Member of the Senate of Nigeria for Rivers South East
- In office Mar 2015 – Dec 2015
- Preceded by: Magnus Abe
- Constituency: Rivers South East

Member of the House of Representatives
- In office 1999–2011
- Constituency: Tai–Eleme–Oyigbo

Chairman (Mayor) of Eleme

Personal details
- Born: 26 January 1965 (age 61) Rivers State, Nigeria
- Party: People's Democratic Party
- Education: University of Port Harcourt

= Olaka Nwogu =

Nigerian politician

Olaka Nwogu (born 26 January 1965) is a Nigerian Business Man, Civil Servant and Politician who was a member of the House of Representatives from 1999 until 2011 for People's Democratic Party. He represented the constituency of Tai–Eleme–Oyigbo. Prior to being elected to the House, he served as Mayor (chairman) of Eleme local government area in Rivers State. In March 2015, he contested for the seat of Senator in the National Assembly and won by 408,353 votes, defeating incumbent Sen. Magnus Abe of the All Progressives Congress, but later lost in the tribunal.

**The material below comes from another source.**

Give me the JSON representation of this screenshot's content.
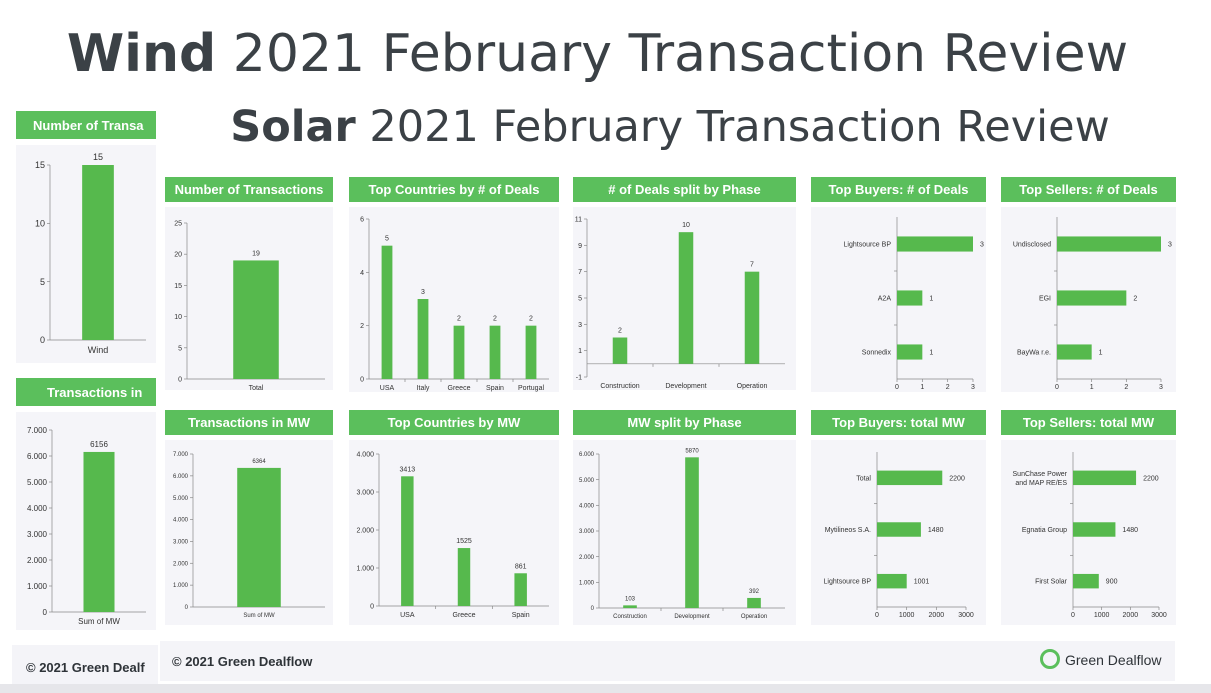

In addition to his political career, Nwogu has also ventured into business. He is currently the Chairman and CEO of Landmark Hotel in D-line and Hinterland Construction Company in Eleme.

==Education==
Nwogu graduated with a bachelor's degree in Marketing from the University of Port Harcourt and later procured a master's degree in Business Administration from the institution.